Via Vallen, Nella Kharisma, dan Masa Depan Indonesia
PLN Juara Asia Selatan-Tenggara dalam Transisi Ekonomi Rendah Karbon
Presiden Jokowi dan PM Suga Kerja Sama Tangkal Pandemi hingga Ekonomi

Perjalanan ke Jogja akhir pekan lalu sungguh menggembirakan. Selain sepanjang waktu bercanda ria menikmati keindahan dan suasana khas Jogja, ini adalah perjalanan yang memberi pengetahuan baru buat saya. Bus yang mengantar kami menyuguhkan tontonan dangdut sepanjang perjalanan. Awalnya saya tak tertarik. Lama-lama lirik lagu dangdut koplo itupun menggoda saya untuk memberi perhatian. Saya pun mulai cerewet menginterogasi pemandu yang sejak awal saya perhatikan amat menikmati lagu-lagu yang disajikan.

Tak kalah, pak sopir yang sudah paruh baya ikut berdendang, hampir hafal semua syair dan larut dalam dendang yang penuh penghayatan. Keduanya dengan antusias menerangkan bahwa penyanyi cantik itu bernama Nella Kharisma, asal Nganjuk, Jawa Timur. “Tarif manggungnya sudah hampir sama dengan Via Vallen,” selorohnya meyakinkan.

Saya kembali tercekat dan mendadak merasa sangat bodoh. Nama terakhir ini cukup familiar dan saya kira seorang artis mancanegara yang sedang populer. Tak tahunya, Via Vallen adalah pedangdut yang sedang nge-hits. Jari saya pun lantas berselancar di mesin pencari, dan menemukan siapa sejatinya Via Vallen dan Nella Kharisma.

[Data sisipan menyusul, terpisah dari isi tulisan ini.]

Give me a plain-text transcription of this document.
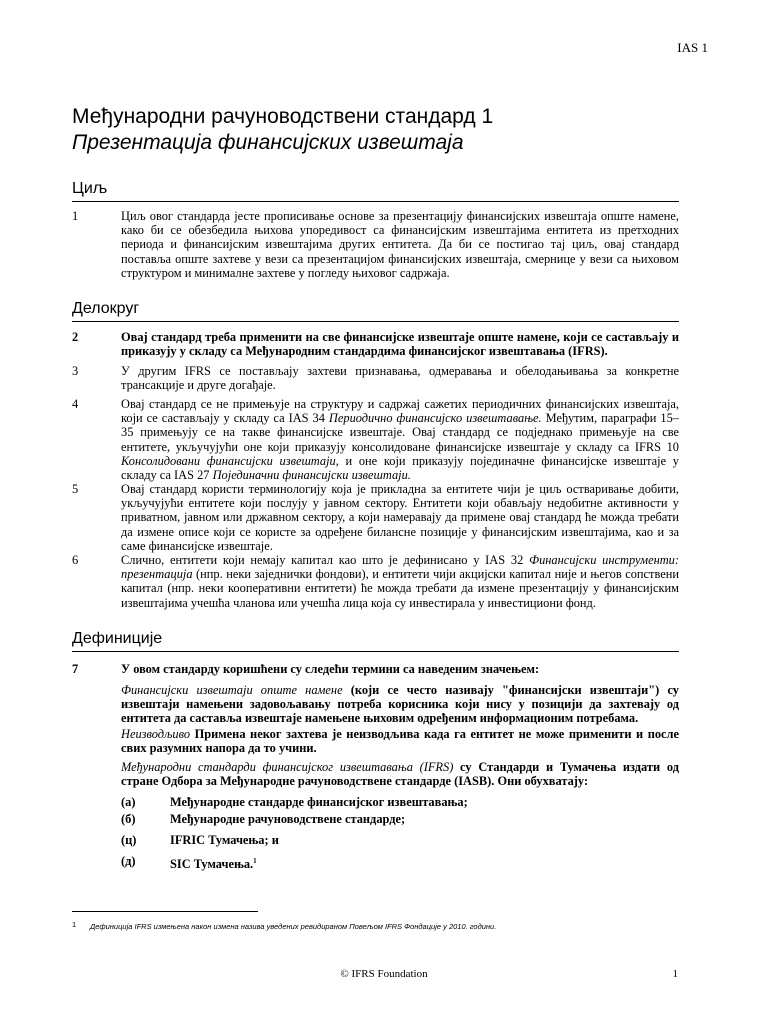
IAS 1
Међународни рачуноводствени стандард 1
Презентација финансијских извештаја
Циљ
1	Циљ овог стандарда јесте прописивање основе за презентацију финансијских извештаја опште намене, како би се обезбедила њихова упоредивост са финансијским извештајима ентитета из претходних периода и финансијским извештајима других ентитета. Да би се постигао тај циљ, овај стандард поставља опште захтеве у вези са презентацијом финансијских извештаја, смернице у вези са њиховом структуром и минималне захтеве у погледу њиховог садржаја.
Делокруг
2	Овај стандард треба применити на све финансијске извештаје опште намене, који се састављају и приказују у складу са Међународним стандардима финансијског извештавања (IFRS).
3	У другим IFRS се постављају захтеви признавања, одмеравања и обелодањивања за конкретне трансакције и друге догађаје.
4	Овај стандард се не примењује на структуру и садржај сажетих периодичних финансијских извештаја, који се састављају у складу са IAS 34 Периодично финансијско извештавање. Међутим, параграфи 15–35 примењују се на такве финансијске извештаје. Овај стандард се подједнако примењује на све ентитете, укључујући оне који приказују консолидоване финансијске извештаје у складу са IFRS 10 Консолидовани финансијски извештаји, и оне који приказују појединачне финансијске извештаје у складу са IAS 27 Појединачни финансијски извештаји.
5	Овај стандард користи терминологију која је прикладна за ентитете чији је циљ остваривање добити, укључујући ентитете који послују у јавном сектору. Ентитети који обављају недобитне активности у приватном, јавном или државном сектору, а који намеравају да примене овај стандард ће можда требати да измене описе који се користе за одређене билансне позиције у финансијским извештајима, као и за саме финансијске извештаје.
6	Слично, ентитети који немају капитал као што је дефинисано у IAS 32 Финансијски инструменти: презентација (нпр. неки заједнички фондови), и ентитети чији акцијски капитал није и његов сопствени капитал (нпр. неки кооперативни ентитети) ће можда требати да измене презентацију у финансијским извештајима учешћа чланова или учешћа лица која су инвестирала у инвестициони фонд.
Дефиниције
7	У овом стандарду коришћени су следећи термини са наведеним значењем:
Финансијски извештаји опште намене (који се често називају "финансијски извештаји") су извештаји намењени задовољавању потреба корисника који нису у позицији да захтевају од ентитета да саставља извештаје намењене њиховим одређеним информационим потребама.
Неизводљиво Примена неког захтева је неизводљива када га ентитет не може применити и после свих разумних напора да то учини.
Међународни стандарди финансијског извештавања (IFRS) су Стандарди и Тумачења издати од стране Одбора за Међународне рачуноводствене стандарде (IASB). Они обухватају:
(а)	Међународне стандарде финансијског извештавања;
(б)	Међународне рачуноводствене стандарде;
(ц)	IFRIC Тумачења; и
(д)	SIC Тумачења.$^1$
1 Дефиниција IFRS измењена након измена назива уведених ревидираном Повељом IFRS Фондације у 2010. години.
© IFRS Foundation	1
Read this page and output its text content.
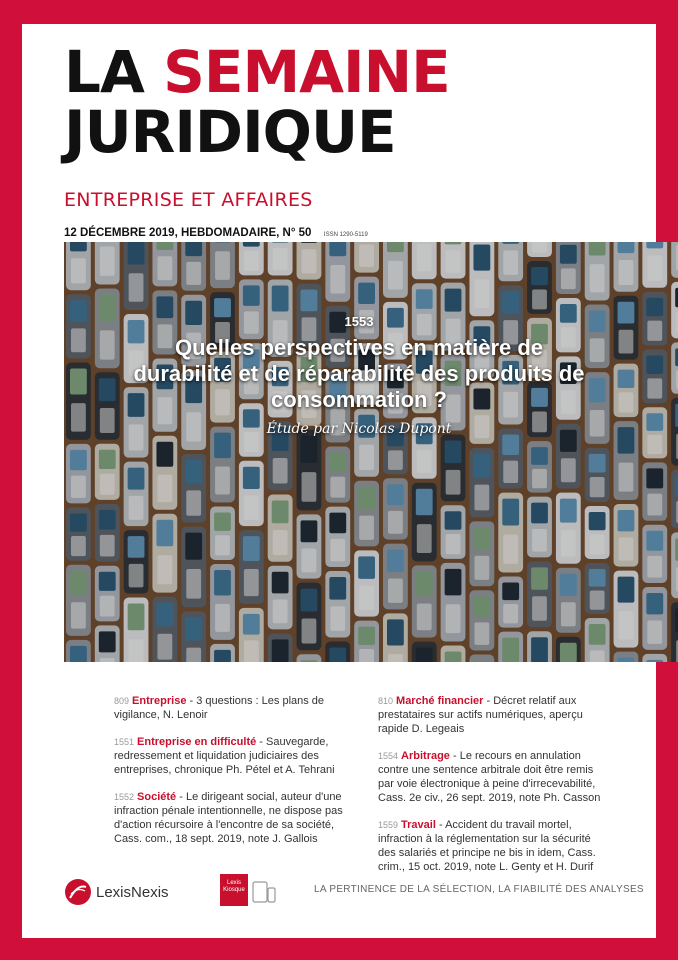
LA SEMAINE
JURIDIQUE
ENTREPRISE ET AFFAIRES
12 DÉCEMBRE 2019, HEBDOMADAIRE, N° 50 ISSN 1290-5119
1553
Quelles perspectives en matière de durabilité et de réparabilité des produits de consommation ?
Étude par Nicolas Dupont
809 Entreprise - 3 questions : Les plans de vigilance, N. Lenoir
1551 Entreprise en difficulté - Sauvegarde, redressement et liquidation judiciaires des entreprises, chronique Ph. Pétel et A. Tehrani
1552 Société - Le dirigeant social, auteur d'une infraction pénale intentionnelle, ne dispose pas d'action récursoire à l'encontre de sa société, Cass. com., 18 sept. 2019, note J. Gallois
810 Marché financier - Décret relatif aux prestataires sur actifs numériques, aperçu rapide D. Legeais
1554 Arbitrage - Le recours en annulation contre une sentence arbitrale doit être remis par voie électronique à peine d'irrecevabilité, Cass. 2e civ., 26 sept. 2019, note Ph. Casson
1559 Travail - Accident du travail mortel, infraction à la réglementation sur la sécurité des salariés et principe ne bis in idem, Cass. crim., 15 oct. 2019, note L. Genty et H. Durif
LexisNexis
Lexis
Kiosque	LA PERTINENCE DE LA SÉLECTION, LA FIABILITÉ DES ANALYSES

Ingatan saya akhirnya terbetot ke masa lalu, ketika menikmati hidup di dusun yang lekat dengan musik dangdut. Saya dibesarkan oleh tradisi dangdut keliling, mirip ketoprak tobong, yang pentas dari satu desa ke desa untuk menghibur dan mengais rejeki.

Dangdut adalah hiburan rakyat, karena memantulkan apa yang diinginkan rakyat: rileks, menjauhi rutinitas, berdendang dan bergoyang, dan egaliter. Dalam lautan manusia yang tersihir entah oleh musik yang kendangnya ditabuh kencang, suara penyanyi yang seksi, ataupun pakaian penyanyi yang biasanya seronok menggoda.  Bagi yang biasa menyambangi Purawisata Yogyakarta, tentu nama-nama seperti Yayuk Parabola, Oky Ardila, dan Vivien Vania adalah legenda yang bermukim di ingatan sebagian masa lalu kita.

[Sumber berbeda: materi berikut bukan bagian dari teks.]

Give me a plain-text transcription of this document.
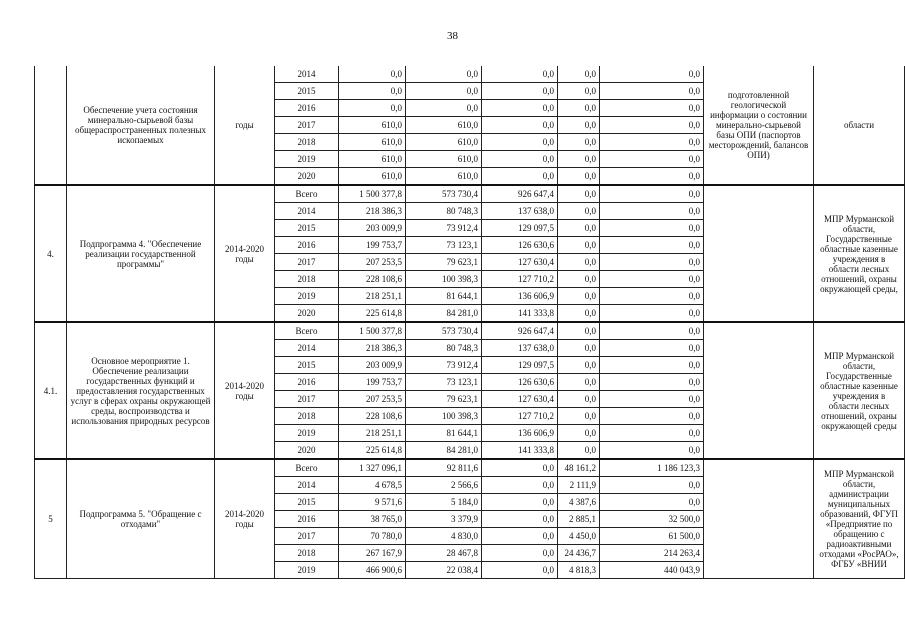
38
	Обеспечение учета состояния минерально-сырьевой базы общераспространенных полезных ископаемых	годы	2014	0,0	0,0	0,0	0,0	0,0	подготовленной геологической информации о состоянии минерально-сырьевой базы ОПИ (паспортов месторождений, балансов ОПИ)	области
			2015	0,0	0,0	0,0	0,0	0,0		
			2016	0,0	0,0	0,0	0,0	0,0		
			2017	610,0	610,0	0,0	0,0	0,0		
			2018	610,0	610,0	0,0	0,0	0,0		
			2019	610,0	610,0	0,0	0,0	0,0		
			2020	610,0	610,0	0,0	0,0	0,0		
4.	Подпрограмма 4. "Обеспечение реализации государственной программы"	2014-2020 годы	Всего	1 500 377,8	573 730,4	926 647,4	0,0	0,0		МПР Мурманской области, Государственные областные казенные учреждения в области лесных отношений, охраны окружающей среды,
			2014	218 386,3	80 748,3	137 638,0	0,0	0,0		
			2015	203 009,9	73 912,4	129 097,5	0,0	0,0		
			2016	199 753,7	73 123,1	126 630,6	0,0	0,0		
			2017	207 253,5	79 623,1	127 630,4	0,0	0,0		
			2018	228 108,6	100 398,3	127 710,2	0,0	0,0		
			2019	218 251,1	81 644,1	136 606,9	0,0	0,0		
			2020	225 614,8	84 281,0	141 333,8	0,0	0,0		
4.1.	Основное мероприятие 1. Обеспечение реализации государственных функций и предоставления государственных услуг в сферах охраны окружающей среды, воспроизводства и использования природных ресурсов	2014-2020 годы	Всего	1 500 377,8	573 730,4	926 647,4	0,0	0,0		МПР Мурманской области, Государственные областные казенные учреждения в области лесных отношений, охраны окружающей среды
			2014	218 386,3	80 748,3	137 638,0	0,0	0,0		
			2015	203 009,9	73 912,4	129 097,5	0,0	0,0		
			2016	199 753,7	73 123,1	126 630,6	0,0	0,0		
			2017	207 253,5	79 623,1	127 630,4	0,0	0,0		
			2018	228 108,6	100 398,3	127 710,2	0,0	0,0		
			2019	218 251,1	81 644,1	136 606,9	0,0	0,0		
			2020	225 614,8	84 281,0	141 333,8	0,0	0,0		
5	Подпрограмма 5. "Обращение с отходами"	2014-2020 годы	Всего	1 327 096,1	92 811,6	0,0	48 161,2	1 186 123,3		МПР Мурманской области, администрации муниципальных образований, ФГУП «Предприятие по обращению с радиоактивными отходами «РосРАО», ФГБУ «ВНИИ
			2014	4 678,5	2 566,6	0,0	2 111,9	0,0		
			2015	9 571,6	5 184,0	0,0	4 387,6	0,0		
			2016	38 765,0	3 379,9	0,0	2 885,1	32 500,0		
			2017	70 780,0	4 830,0	0,0	4 450,0	61 500,0		
			2018	267 167,9	28 467,8	0,0	24 436,7	214 263,4		
			2019	466 900,6	22 038,4	0,0	4 818,3	440 043,9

Dangdut yang punya raja bernama Rhoma Irama pun tetap eksis dan melekat dalam denyut keseharian warga biasa. Jutaan manusia disatukan oleh sebuah keterlibatan yang fenomenal. Telah lahir banyak pedangdut top seperti Evie Tamala, Iis Dahlia, Ikke Nurjanah – yang tak pandai bergoyang namun cantik dan merdu memukau. Hingga akhirnya panggung beralih kepada pedangdut yang moncer lantaran goyang, seperti Inul Daratista dengan goyang ngebor, Anisa Bahar bergoyang patah-patah, atau yang lebih belakangan Zaskia Gotik alias si empunya goyang itik. Ayu Ting Ting adalah fenomena lain yang mengabadikan tipe pedangdut cantik merdu memukau tanpa mengumbar goyang.

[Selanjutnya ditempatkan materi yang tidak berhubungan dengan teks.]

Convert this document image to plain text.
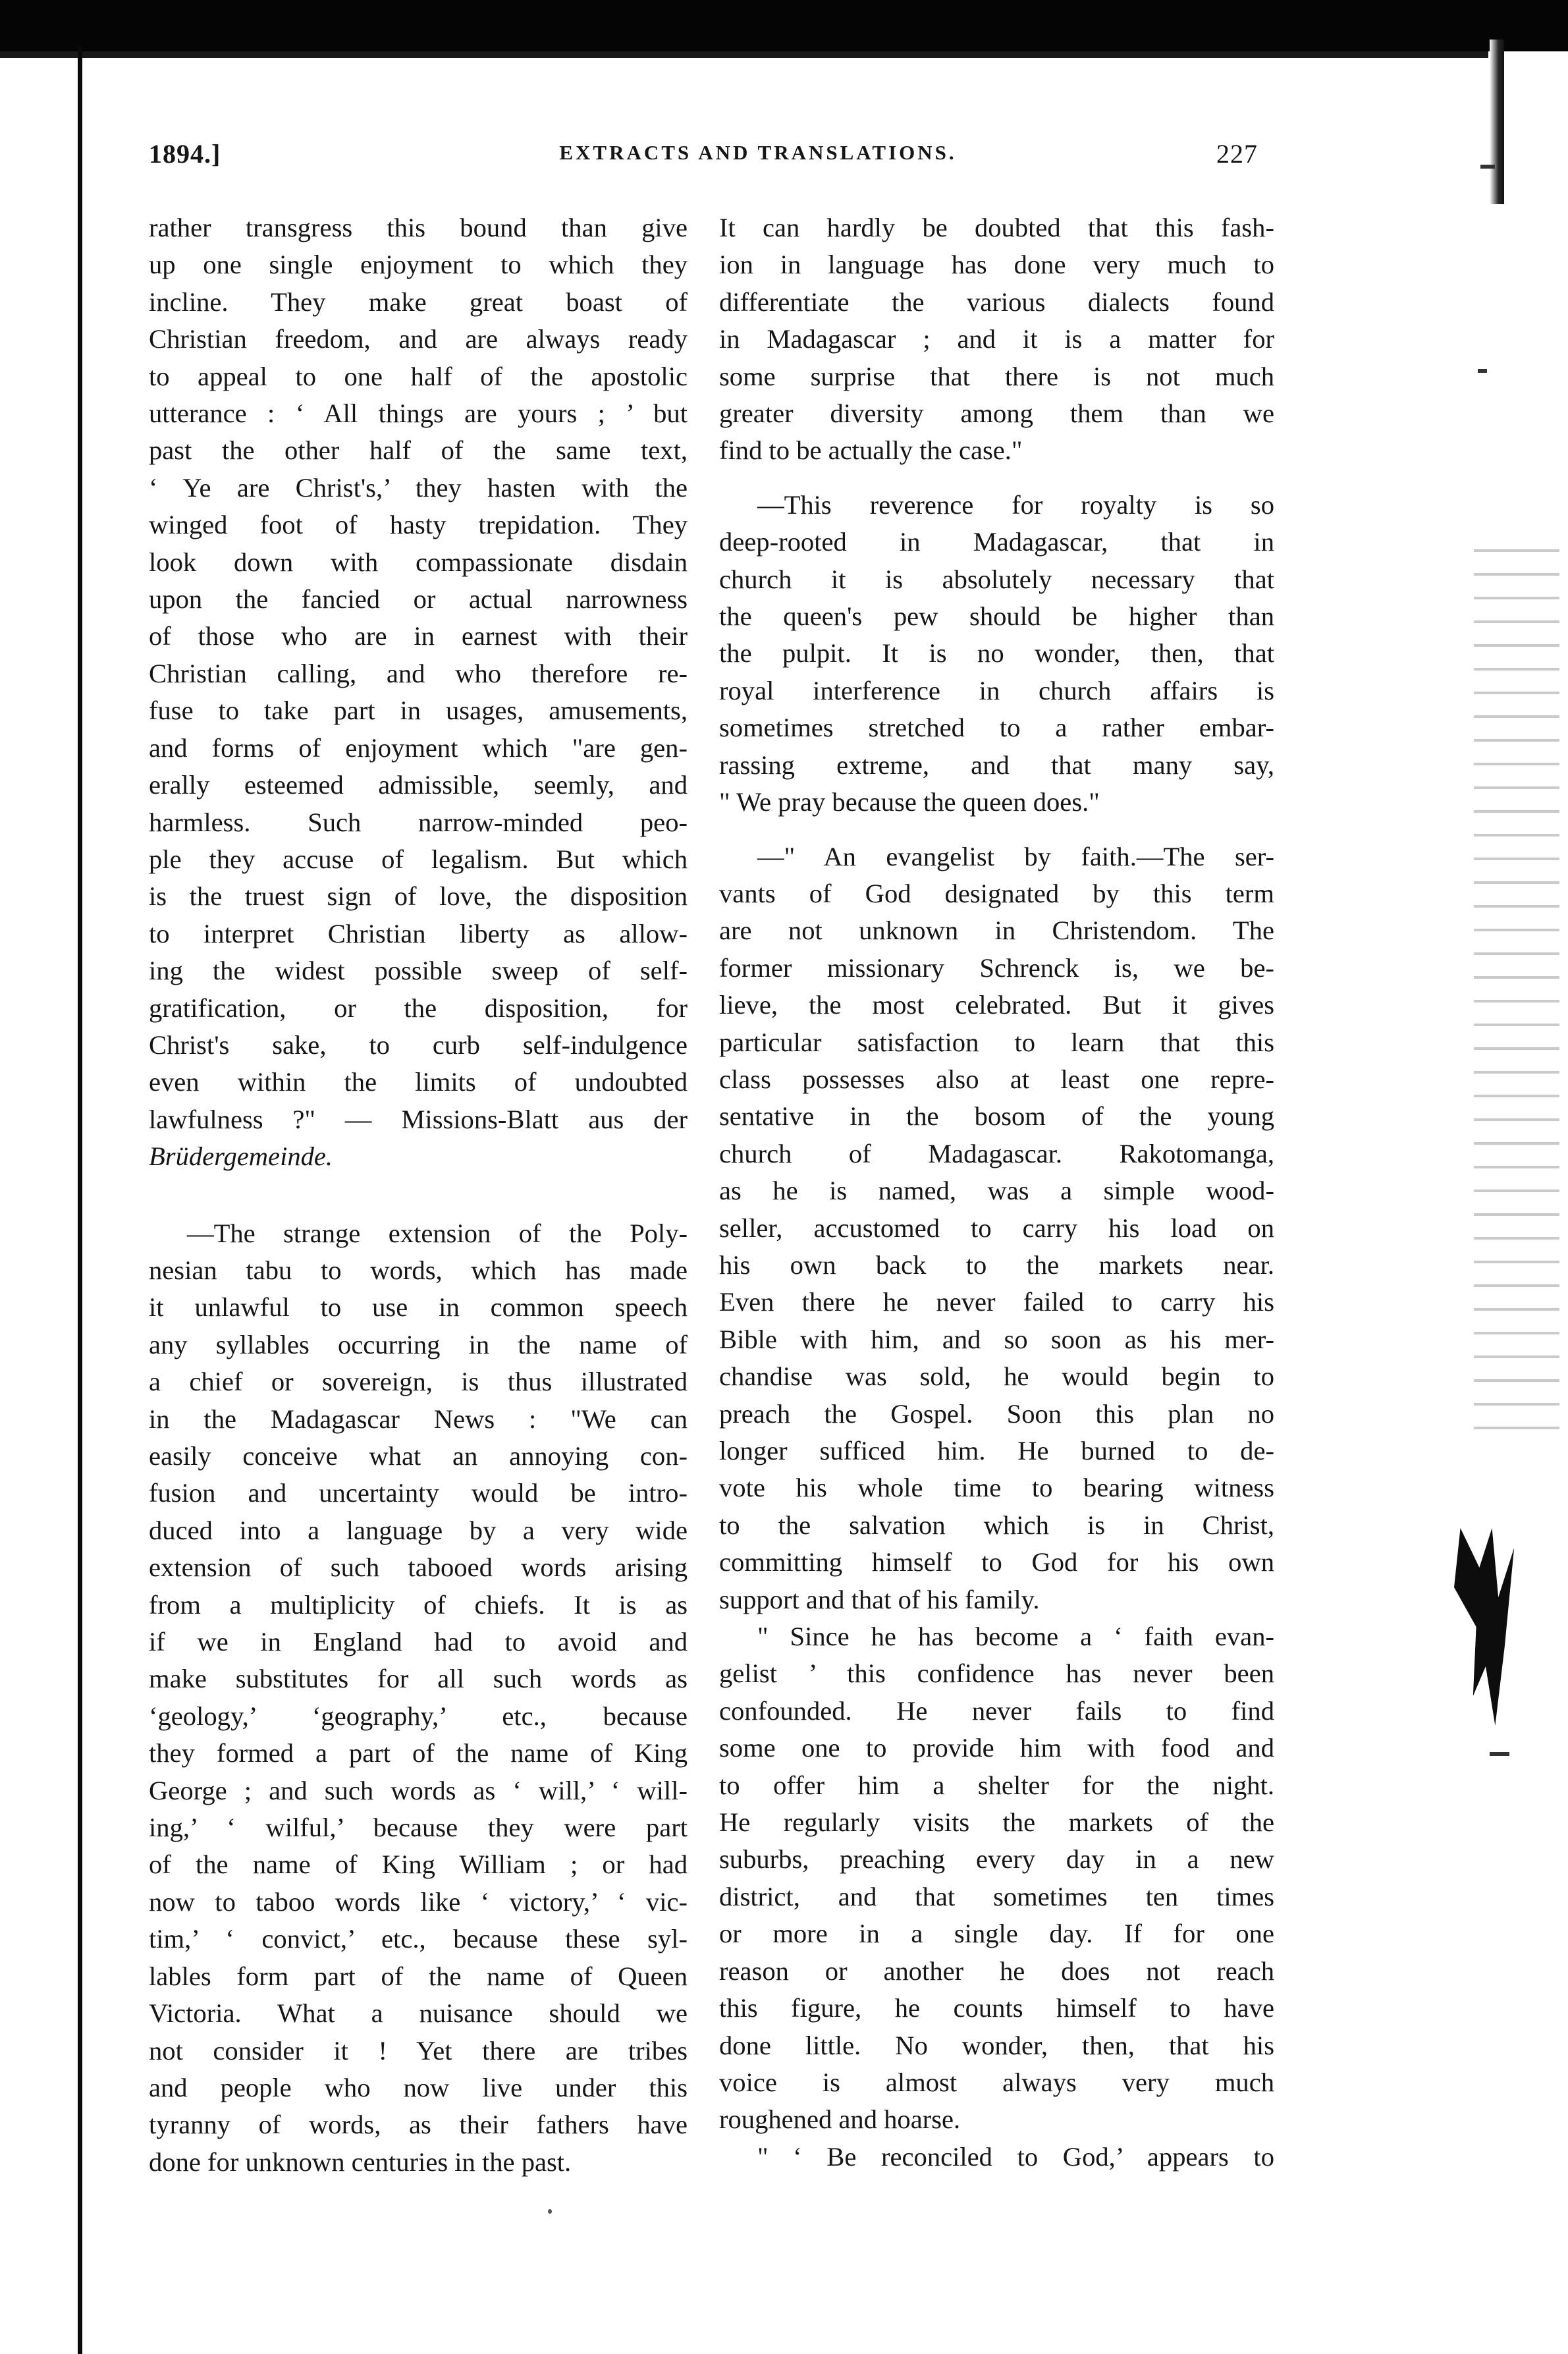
1894.]	EXTRACTS AND TRANSLATIONS.	227
rather transgress this bound than give
up one single enjoyment to which they
incline. They make great boast of
Christian freedom, and are always ready
to appeal to one half of the apostolic
utterance : ‘ All things are yours ; ’ but
past the other half of the same text,
‘ Ye are Christ's,’ they hasten with the
winged foot of hasty trepidation. They
look down with compassionate disdain
upon the fancied or actual narrowness
of those who are in earnest with their
Christian calling, and who therefore re-
fuse to take part in usages, amusements,
and forms of enjoyment which "are gen-
erally esteemed admissible, seemly, and
harmless. Such narrow-minded peo-
ple they accuse of legalism. But which
is the truest sign of love, the disposition
to interpret Christian liberty as allow-
ing the widest possible sweep of self-
gratification, or the disposition, for
Christ's sake, to curb self-indulgence
even within the limits of undoubted
lawfulness ?" — Missions-Blatt aus der
Brüdergemeinde.
—The strange extension of the Poly-
nesian tabu to words, which has made
it unlawful to use in common speech
any syllables occurring in the name of
a chief or sovereign, is thus illustrated
in the Madagascar News : "We can
easily conceive what an annoying con-
fusion and uncertainty would be intro-
duced into a language by a very wide
extension of such tabooed words arising
from a multiplicity of chiefs. It is as
if we in England had to avoid and
make substitutes for all such words as
‘geology,’ ‘geography,’ etc., because
they formed a part of the name of King
George ; and such words as ‘ will,’ ‘ will-
ing,’ ‘ wilful,’ because they were part
of the name of King William ; or had
now to taboo words like ‘ victory,’ ‘ vic-
tim,’ ‘ convict,’ etc., because these syl-
lables form part of the name of Queen
Victoria. What a nuisance should we
not consider it ! Yet there are tribes
and people who now live under this
tyranny of words, as their fathers have
done for unknown centuries in the past.
It can hardly be doubted that this fash-
ion in language has done very much to
differentiate the various dialects found
in Madagascar ; and it is a matter for
some surprise that there is not much
greater diversity among them than we
find to be actually the case."
—This reverence for royalty is so
deep-rooted in Madagascar, that in
church it is absolutely necessary that
the queen's pew should be higher than
the pulpit. It is no wonder, then, that
royal interference in church affairs is
sometimes stretched to a rather embar-
rassing extreme, and that many say,
" We pray because the queen does."
—" An evangelist by faith.—The ser-
vants of God designated by this term
are not unknown in Christendom. The
former missionary Schrenck is, we be-
lieve, the most celebrated. But it gives
particular satisfaction to learn that this
class possesses also at least one repre-
sentative in the bosom of the young
church of Madagascar. Rakotomanga,
as he is named, was a simple wood-
seller, accustomed to carry his load on
his own back to the markets near.
Even there he never failed to carry his
Bible with him, and so soon as his mer-
chandise was sold, he would begin to
preach the Gospel. Soon this plan no
longer sufficed him. He burned to de-
vote his whole time to bearing witness
to the salvation which is in Christ,
committing himself to God for his own
support and that of his family.
" Since he has become a ‘ faith evan-
gelist ’ this confidence has never been
confounded. He never fails to find
some one to provide him with food and
to offer him a shelter for the night.
He regularly visits the markets of the
suburbs, preaching every day in a new
district, and that sometimes ten times
or more in a single day. If for one
reason or another he does not reach
this figure, he counts himself to have
done little. No wonder, then, that his
voice is almost always very much
roughened and hoarse.
" ‘ Be reconciled to God,’ appears to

Selera kemudian bergoyang bak pendulum, tapi dangdut tetap abadi, tak lekang digerus arus zaman. Alih-alih tersingkir, musik dangdut justru ikut mewarnai dunia digital, termasuk menyesaki Youtube. Dangdut menjadi semacam katarsis, medan pelepasan dari seluruh kepenatan, kepura-puraan, kejaiman, dan represi moral atas nama kepatutan dan tertib syahwat. Toh dangdut yang kerap dicap rendahan dan murahan itu menjadi etalase keseharian warga yang otentik, jauh melebihi perilaku para pejabat dan politisi, termasuk agamawan sekalipun.

Dangdut pun menjadi sebentuk perlawanan sosial, sebuah baju kelas yang ingin dikibarkan sebagai ekspresi mereka yang selama ini kerap dikesampingkan, entah atas nama kemapanan ekonomi, level pendidikan, keluhuran budaya, nilai peradaban, maupun moral yang higienis. Buktinya, Via Vallen dan Nella Kharisma – dua perempuan muda dan cantik dari Jawa Timur, yang berangkat dari keluguan anak desa, toh berhasil memikat hati jutaan penggemar, entah di panggung-panggung kampung maupun media sosial seperti Instagram.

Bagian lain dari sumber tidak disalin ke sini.